If, let's say, the risk of stillbirth is 1 in 200 or 0.5% at 38 weeks (making all these numbers up!), and slightly higher, say 0.6% at 39 weeks, and then 1.0% at 40 weeks, that would be a roughly 50% increase from 39 weeks 0.6% to 1.0%. I think my math is right there. That risk may be overall acceptable to you, although it is twice the risk of stillbirth that you had at 38 weeks. Does that make sense?
This is not true for what is called "gestational diabetes". There is solid research to show that the diagnosis of GD is subjective and not accurate - and the treatment does not reduce risk (which is basically big babies).
The risk of stillbirth comes with uncontrolled pre-pregnancy Type I or Type II diabetes, mainly Type I. If you are on insulin prior to getting pregnant this could be an issue if you're not good at monitoring your blood sugars or taking your insulin or medication.
The reason for this is that uncontrolled, dangerous swings in blood sugar affects placental (and of course umbilical cord) formation, adherance and growth.
This is not an issue with what is called "GD".

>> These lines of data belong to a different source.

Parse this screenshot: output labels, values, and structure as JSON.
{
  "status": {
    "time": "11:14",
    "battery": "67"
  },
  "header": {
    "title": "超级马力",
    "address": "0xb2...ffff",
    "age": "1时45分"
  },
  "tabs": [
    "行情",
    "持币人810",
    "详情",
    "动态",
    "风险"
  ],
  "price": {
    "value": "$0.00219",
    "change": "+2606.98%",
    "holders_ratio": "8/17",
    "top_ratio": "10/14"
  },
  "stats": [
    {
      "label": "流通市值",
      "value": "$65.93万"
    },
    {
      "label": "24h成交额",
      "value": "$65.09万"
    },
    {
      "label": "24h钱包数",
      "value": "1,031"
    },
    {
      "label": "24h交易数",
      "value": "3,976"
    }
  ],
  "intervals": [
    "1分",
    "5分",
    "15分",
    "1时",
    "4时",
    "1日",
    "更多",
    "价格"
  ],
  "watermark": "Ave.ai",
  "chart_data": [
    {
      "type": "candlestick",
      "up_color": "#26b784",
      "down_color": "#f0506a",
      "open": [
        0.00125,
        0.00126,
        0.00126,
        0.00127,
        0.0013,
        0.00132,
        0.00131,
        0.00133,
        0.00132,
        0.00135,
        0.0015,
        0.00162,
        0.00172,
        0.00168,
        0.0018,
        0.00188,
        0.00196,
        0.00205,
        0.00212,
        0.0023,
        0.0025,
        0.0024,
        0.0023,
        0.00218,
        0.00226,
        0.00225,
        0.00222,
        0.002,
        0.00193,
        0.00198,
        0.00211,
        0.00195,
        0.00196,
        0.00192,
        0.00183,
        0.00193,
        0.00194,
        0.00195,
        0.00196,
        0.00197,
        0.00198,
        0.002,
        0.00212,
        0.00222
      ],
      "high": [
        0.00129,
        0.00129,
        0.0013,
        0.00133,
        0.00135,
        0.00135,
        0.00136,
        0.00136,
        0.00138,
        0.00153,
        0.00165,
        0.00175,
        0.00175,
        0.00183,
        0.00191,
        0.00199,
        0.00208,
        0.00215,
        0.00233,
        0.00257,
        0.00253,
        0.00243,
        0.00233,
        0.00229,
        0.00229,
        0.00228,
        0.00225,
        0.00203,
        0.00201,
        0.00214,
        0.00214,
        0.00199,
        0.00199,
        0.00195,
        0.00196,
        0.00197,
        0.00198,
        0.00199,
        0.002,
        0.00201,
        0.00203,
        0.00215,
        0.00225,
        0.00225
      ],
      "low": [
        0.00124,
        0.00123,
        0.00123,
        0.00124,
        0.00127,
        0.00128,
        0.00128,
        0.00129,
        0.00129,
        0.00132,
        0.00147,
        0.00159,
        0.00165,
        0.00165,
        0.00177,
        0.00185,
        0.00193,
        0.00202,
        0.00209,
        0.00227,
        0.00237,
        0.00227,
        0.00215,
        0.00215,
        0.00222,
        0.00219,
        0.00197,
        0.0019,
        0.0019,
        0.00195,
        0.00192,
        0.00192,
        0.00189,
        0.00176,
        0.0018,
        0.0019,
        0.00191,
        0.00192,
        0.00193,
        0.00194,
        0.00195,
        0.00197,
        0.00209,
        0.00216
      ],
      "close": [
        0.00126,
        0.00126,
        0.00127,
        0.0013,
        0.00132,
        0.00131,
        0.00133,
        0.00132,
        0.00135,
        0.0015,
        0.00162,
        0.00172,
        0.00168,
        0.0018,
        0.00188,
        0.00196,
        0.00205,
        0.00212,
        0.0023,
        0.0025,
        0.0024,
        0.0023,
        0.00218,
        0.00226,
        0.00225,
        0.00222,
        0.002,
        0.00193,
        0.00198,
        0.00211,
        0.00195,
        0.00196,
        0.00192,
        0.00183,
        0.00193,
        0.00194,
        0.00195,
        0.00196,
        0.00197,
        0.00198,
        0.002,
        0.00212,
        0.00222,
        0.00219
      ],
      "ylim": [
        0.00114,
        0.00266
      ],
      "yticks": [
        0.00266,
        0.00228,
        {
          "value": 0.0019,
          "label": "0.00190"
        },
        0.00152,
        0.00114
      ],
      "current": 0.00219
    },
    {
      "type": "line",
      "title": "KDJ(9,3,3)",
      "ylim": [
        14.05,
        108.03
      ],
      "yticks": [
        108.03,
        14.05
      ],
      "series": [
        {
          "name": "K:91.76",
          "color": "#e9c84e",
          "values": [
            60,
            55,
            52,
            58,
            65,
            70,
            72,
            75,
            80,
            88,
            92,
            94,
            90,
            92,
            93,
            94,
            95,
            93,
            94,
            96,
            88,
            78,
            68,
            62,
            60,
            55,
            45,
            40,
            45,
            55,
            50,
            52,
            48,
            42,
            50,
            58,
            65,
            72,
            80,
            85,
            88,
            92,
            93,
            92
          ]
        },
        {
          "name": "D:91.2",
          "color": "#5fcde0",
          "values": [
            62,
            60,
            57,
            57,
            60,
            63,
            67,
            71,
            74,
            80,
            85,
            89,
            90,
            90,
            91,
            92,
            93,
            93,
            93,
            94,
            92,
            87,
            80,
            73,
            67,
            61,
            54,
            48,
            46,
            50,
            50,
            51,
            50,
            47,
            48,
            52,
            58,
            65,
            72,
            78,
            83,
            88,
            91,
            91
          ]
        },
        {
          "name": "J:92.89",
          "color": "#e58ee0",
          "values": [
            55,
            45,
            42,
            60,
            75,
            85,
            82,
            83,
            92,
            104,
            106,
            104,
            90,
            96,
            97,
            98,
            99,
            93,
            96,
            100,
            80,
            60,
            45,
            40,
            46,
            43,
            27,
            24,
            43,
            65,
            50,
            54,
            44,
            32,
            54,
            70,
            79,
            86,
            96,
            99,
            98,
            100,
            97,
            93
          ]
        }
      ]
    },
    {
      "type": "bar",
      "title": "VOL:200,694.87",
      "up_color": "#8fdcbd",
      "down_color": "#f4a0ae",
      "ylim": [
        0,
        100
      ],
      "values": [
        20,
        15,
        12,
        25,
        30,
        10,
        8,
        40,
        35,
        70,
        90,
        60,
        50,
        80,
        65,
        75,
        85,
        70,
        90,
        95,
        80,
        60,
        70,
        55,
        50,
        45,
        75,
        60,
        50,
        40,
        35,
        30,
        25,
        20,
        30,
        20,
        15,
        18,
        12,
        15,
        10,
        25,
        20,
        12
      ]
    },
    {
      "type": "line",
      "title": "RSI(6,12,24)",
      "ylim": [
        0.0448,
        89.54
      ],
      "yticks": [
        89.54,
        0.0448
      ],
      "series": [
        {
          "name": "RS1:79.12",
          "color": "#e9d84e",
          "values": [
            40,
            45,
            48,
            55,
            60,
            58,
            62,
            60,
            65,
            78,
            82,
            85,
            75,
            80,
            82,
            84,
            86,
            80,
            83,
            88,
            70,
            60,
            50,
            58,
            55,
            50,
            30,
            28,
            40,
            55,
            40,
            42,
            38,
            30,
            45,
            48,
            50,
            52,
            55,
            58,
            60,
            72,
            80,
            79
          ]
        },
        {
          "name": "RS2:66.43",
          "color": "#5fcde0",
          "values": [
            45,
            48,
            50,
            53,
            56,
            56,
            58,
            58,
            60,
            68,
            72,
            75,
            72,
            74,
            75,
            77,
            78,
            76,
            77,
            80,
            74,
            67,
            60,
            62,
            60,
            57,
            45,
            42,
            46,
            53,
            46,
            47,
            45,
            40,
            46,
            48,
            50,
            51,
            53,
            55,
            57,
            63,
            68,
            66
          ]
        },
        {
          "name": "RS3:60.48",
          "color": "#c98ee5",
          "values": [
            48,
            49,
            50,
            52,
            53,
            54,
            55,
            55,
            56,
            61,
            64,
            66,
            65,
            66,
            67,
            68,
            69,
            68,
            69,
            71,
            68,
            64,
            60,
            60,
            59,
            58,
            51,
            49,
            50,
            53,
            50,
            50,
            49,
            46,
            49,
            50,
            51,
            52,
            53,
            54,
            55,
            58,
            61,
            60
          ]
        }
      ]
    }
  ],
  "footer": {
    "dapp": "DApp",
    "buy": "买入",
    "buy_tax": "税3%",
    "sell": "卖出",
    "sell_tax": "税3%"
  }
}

I think the stillbirth card is drawn out so women will comply with induction at or before term. The biggest risk that docs worry about with "GD" is big babies. They talk about low blood sugar in the baby, but that's a whole 'nother rant.

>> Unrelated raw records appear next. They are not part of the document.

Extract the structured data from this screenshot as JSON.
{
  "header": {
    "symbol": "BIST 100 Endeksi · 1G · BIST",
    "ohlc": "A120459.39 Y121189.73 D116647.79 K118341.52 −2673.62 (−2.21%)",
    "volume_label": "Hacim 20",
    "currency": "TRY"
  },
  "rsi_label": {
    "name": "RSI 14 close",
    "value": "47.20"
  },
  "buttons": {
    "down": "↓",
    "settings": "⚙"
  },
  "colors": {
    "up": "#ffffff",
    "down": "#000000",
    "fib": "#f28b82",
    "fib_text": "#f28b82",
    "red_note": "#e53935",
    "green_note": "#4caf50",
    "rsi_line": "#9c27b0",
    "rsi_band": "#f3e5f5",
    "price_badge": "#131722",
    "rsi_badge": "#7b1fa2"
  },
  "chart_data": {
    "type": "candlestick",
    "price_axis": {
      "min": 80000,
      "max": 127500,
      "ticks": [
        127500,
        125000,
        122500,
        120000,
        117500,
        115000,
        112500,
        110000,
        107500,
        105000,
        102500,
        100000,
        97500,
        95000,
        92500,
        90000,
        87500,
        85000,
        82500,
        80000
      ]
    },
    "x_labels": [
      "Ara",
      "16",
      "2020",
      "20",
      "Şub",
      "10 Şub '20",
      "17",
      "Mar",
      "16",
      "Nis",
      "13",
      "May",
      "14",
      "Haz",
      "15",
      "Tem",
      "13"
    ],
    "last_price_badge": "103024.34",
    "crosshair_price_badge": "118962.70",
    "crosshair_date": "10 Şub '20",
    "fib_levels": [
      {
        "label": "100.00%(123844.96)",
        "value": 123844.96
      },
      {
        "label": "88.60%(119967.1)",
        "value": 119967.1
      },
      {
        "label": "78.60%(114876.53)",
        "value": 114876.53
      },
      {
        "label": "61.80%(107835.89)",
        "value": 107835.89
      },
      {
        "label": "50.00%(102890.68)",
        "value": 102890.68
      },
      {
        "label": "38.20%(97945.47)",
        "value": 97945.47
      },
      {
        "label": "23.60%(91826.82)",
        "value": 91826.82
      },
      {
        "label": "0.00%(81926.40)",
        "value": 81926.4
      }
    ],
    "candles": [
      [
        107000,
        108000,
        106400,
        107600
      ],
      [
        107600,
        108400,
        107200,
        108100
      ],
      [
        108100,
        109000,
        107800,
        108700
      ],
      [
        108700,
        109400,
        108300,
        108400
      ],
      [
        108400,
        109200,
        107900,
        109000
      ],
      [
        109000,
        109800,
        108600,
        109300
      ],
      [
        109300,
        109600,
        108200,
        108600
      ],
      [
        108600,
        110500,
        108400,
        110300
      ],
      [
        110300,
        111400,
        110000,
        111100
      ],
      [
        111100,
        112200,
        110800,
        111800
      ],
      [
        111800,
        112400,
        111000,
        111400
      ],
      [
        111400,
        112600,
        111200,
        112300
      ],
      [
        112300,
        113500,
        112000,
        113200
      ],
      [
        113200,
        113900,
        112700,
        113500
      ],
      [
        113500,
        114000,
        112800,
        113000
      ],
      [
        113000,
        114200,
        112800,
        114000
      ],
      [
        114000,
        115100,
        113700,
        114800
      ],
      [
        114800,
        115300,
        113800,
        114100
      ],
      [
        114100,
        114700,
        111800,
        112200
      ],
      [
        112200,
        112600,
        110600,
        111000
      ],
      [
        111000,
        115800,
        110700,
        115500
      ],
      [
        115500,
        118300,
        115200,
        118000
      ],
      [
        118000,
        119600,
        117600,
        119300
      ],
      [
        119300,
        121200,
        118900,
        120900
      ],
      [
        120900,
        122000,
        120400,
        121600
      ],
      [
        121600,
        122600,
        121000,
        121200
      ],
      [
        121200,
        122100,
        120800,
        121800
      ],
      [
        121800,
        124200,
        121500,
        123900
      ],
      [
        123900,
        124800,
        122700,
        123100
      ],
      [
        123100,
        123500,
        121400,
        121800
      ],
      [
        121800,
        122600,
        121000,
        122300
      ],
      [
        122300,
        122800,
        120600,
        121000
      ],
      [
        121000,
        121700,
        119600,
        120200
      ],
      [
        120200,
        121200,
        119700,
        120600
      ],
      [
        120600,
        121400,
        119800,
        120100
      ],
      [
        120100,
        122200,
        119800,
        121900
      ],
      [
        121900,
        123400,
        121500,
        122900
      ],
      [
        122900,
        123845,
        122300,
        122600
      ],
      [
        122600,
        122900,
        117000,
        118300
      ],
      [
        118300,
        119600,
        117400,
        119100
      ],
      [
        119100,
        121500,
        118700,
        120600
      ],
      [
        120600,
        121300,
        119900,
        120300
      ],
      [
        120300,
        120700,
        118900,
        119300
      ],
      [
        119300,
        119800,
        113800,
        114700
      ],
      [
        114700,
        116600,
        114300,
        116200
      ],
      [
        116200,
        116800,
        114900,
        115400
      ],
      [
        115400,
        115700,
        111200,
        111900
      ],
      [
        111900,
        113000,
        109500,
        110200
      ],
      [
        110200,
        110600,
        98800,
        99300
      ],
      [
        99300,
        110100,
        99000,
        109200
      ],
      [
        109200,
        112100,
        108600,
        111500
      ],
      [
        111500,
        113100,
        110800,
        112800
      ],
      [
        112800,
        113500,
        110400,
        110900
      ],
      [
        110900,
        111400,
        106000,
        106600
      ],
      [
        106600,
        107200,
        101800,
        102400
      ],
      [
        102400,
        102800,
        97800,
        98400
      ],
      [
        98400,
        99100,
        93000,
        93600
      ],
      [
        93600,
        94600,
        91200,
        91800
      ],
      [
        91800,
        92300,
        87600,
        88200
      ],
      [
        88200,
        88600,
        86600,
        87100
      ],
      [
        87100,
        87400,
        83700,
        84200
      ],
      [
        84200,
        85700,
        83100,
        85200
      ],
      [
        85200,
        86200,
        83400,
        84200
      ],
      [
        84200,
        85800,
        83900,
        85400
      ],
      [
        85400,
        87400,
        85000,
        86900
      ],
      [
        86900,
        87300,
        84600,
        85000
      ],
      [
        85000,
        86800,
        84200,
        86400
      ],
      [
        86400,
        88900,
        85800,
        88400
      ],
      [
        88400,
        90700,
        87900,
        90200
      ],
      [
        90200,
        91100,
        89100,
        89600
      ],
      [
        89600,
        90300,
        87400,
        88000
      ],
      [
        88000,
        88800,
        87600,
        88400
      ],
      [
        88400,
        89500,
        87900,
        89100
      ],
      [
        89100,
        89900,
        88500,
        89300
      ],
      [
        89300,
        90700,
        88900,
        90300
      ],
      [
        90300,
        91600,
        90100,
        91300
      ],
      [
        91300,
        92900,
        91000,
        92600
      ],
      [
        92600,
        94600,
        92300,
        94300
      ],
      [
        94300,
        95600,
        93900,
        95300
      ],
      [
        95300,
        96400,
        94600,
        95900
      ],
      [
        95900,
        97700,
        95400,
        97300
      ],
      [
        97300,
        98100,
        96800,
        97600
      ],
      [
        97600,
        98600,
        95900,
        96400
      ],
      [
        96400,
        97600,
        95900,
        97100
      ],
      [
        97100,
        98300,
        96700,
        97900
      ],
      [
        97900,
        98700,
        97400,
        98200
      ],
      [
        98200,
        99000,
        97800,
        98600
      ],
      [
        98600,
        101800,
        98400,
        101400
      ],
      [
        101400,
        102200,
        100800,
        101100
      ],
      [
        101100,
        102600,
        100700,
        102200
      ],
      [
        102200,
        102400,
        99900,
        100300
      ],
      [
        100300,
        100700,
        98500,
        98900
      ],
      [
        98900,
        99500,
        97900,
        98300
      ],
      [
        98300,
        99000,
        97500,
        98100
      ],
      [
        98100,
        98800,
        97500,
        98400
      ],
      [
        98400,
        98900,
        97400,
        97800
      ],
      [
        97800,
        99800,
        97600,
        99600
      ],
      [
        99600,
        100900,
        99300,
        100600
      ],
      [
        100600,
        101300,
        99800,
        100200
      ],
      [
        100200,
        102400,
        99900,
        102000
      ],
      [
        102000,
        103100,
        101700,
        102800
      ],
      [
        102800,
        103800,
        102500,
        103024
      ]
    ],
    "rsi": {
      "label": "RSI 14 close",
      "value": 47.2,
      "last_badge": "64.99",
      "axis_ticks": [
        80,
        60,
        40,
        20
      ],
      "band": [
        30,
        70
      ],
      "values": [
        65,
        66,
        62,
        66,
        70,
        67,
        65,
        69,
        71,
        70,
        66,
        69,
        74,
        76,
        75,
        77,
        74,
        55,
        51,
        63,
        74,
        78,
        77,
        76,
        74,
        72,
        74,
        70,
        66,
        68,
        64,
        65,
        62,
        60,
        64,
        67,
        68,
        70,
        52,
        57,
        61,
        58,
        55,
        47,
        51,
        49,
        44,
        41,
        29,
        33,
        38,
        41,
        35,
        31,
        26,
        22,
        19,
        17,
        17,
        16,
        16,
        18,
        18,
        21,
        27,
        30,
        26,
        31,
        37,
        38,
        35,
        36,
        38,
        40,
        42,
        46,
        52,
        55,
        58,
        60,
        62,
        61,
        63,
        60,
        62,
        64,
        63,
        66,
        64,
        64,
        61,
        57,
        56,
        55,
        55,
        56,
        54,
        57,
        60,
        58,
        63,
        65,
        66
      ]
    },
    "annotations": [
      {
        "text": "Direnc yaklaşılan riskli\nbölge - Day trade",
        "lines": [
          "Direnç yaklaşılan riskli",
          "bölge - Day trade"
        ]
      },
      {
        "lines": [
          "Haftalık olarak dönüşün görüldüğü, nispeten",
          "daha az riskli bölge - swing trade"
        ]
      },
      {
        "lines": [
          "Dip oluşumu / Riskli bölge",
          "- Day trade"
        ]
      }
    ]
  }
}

I'd ask for some research and studies. Especially when you're talking about women that are not insulin dependent.
Based on the research, the whole testing process, diagnosis and treatment of GD is inaccurate and not helpful.
|This intrigues me. Why do you think it's less helpful than fingersticks? You're given a boatload of sugar and a limited time to process it. Either you can do it or you can't|
I think the GTT is useful in today's hurried society because docs don't want to take the time to pore over a food diary and corresponding numbers, but even if they did, I think they'd still want a GTT to prove it.

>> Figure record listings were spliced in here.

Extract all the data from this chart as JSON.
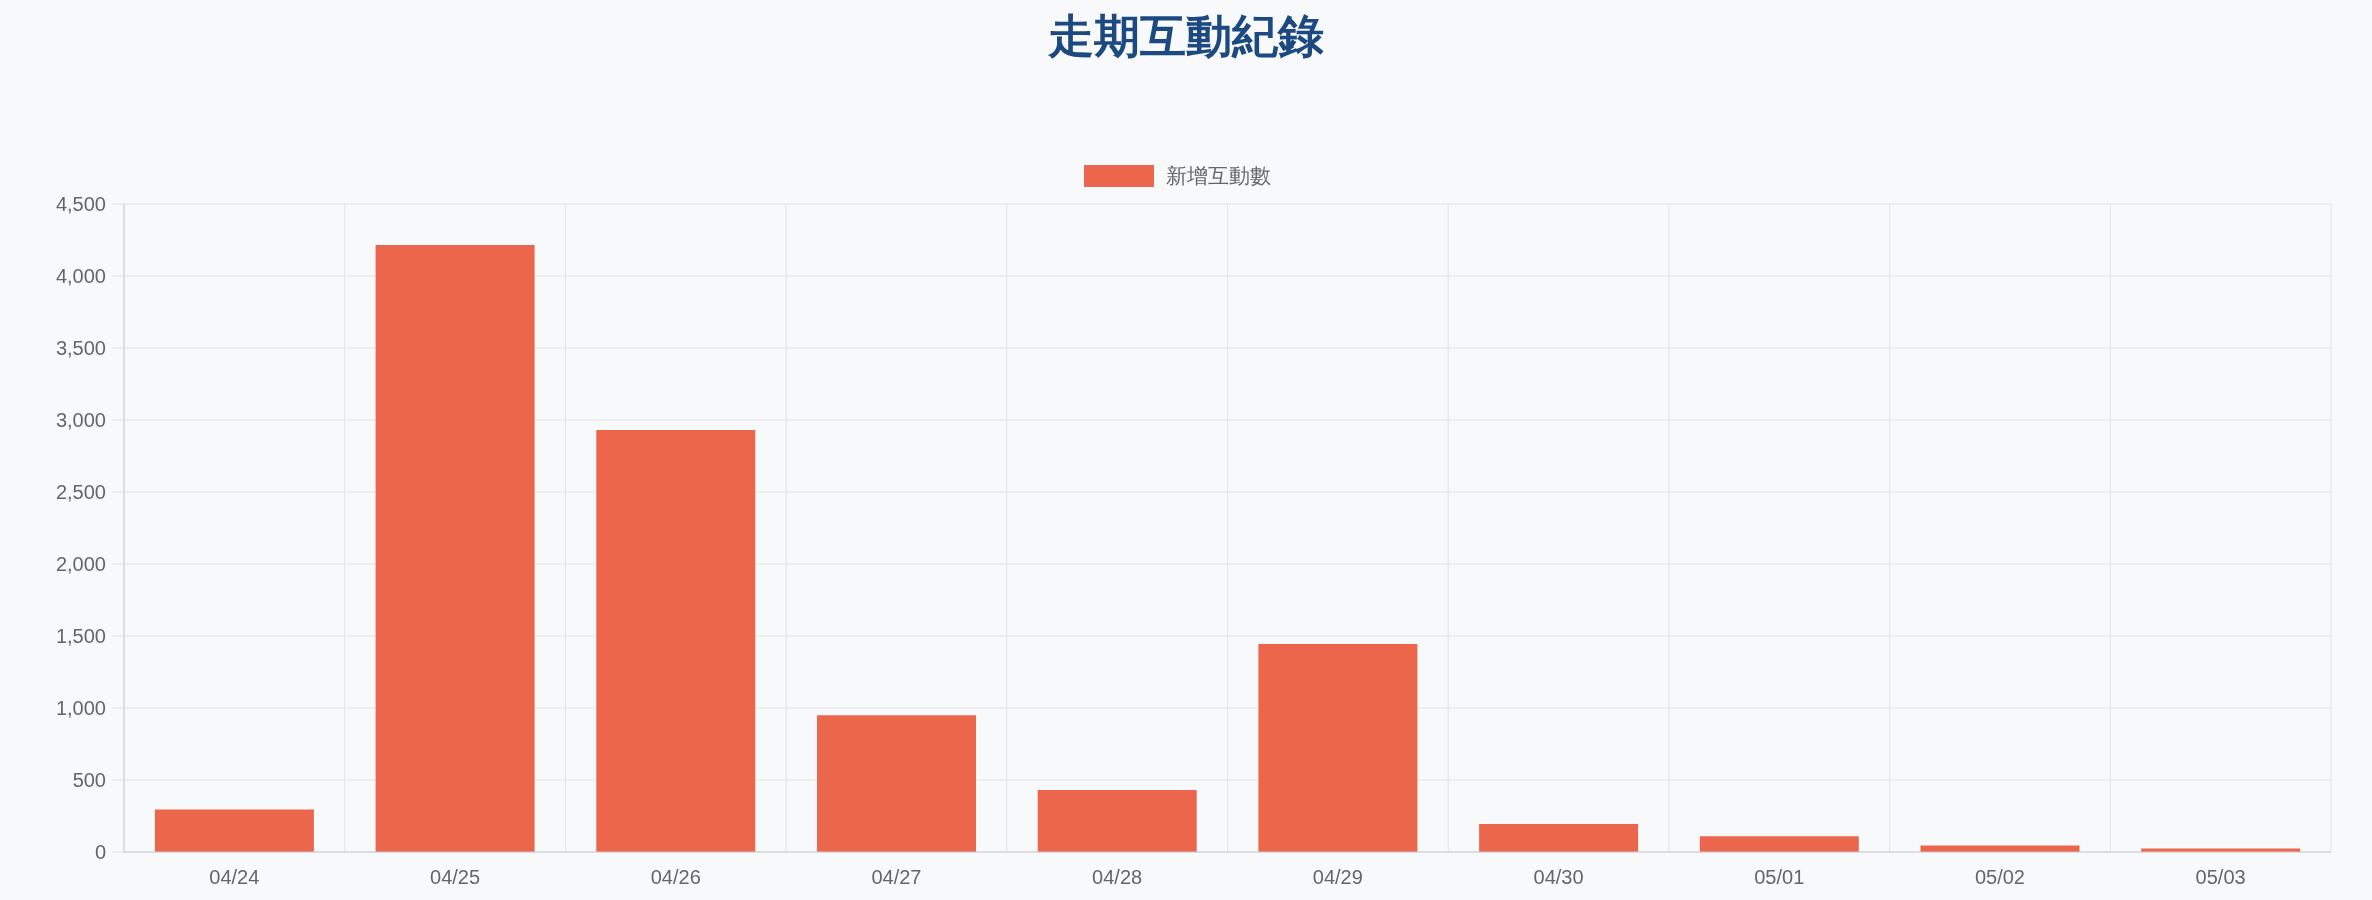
{
  "chart_data": {
    "type": "bar",
    "title": "走期互動紀錄",
    "categories": [
      "04/24",
      "04/25",
      "04/26",
      "04/27",
      "04/28",
      "04/29",
      "04/30",
      "05/01",
      "05/02",
      "05/03"
    ],
    "series": [
      {
        "name": "新增互動數",
        "color": "#ec664c",
        "values": [
          295,
          4215,
          2930,
          950,
          430,
          1445,
          195,
          110,
          45,
          25
        ]
      }
    ],
    "ylim": [
      0,
      4500
    ],
    "yticks": [
      0,
      500,
      {
        "value": 1000,
        "label": "1,000"
      },
      {
        "value": 1500,
        "label": "1,500"
      },
      {
        "value": 2000,
        "label": "2,000"
      },
      {
        "value": 2500,
        "label": "2,500"
      },
      {
        "value": 3000,
        "label": "3,000"
      },
      {
        "value": 3500,
        "label": "3,500"
      },
      {
        "value": 4000,
        "label": "4,000"
      },
      {
        "value": 4500,
        "label": "4,500"
      }
    ],
    "grid": true,
    "legend": "top"
  }
}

I do have another question for Pamamidwife and other GD nay-sayers. I keep encountering well-meaning women who, upon hearing my GD diagnosis, ask me if I've read the lit (no more Goer!!! ), have I educated myself, etc. When I go into the details--high readings despite diet and exercise, insulin required 3rd tri, etc.--it shuts them up. What did they expect to hear? Has anyone encountered a pregnant woman who was diagnosed GD but didn't have high levels? Everyone on this board who's been diagnosed seems to be pretty sure they have it.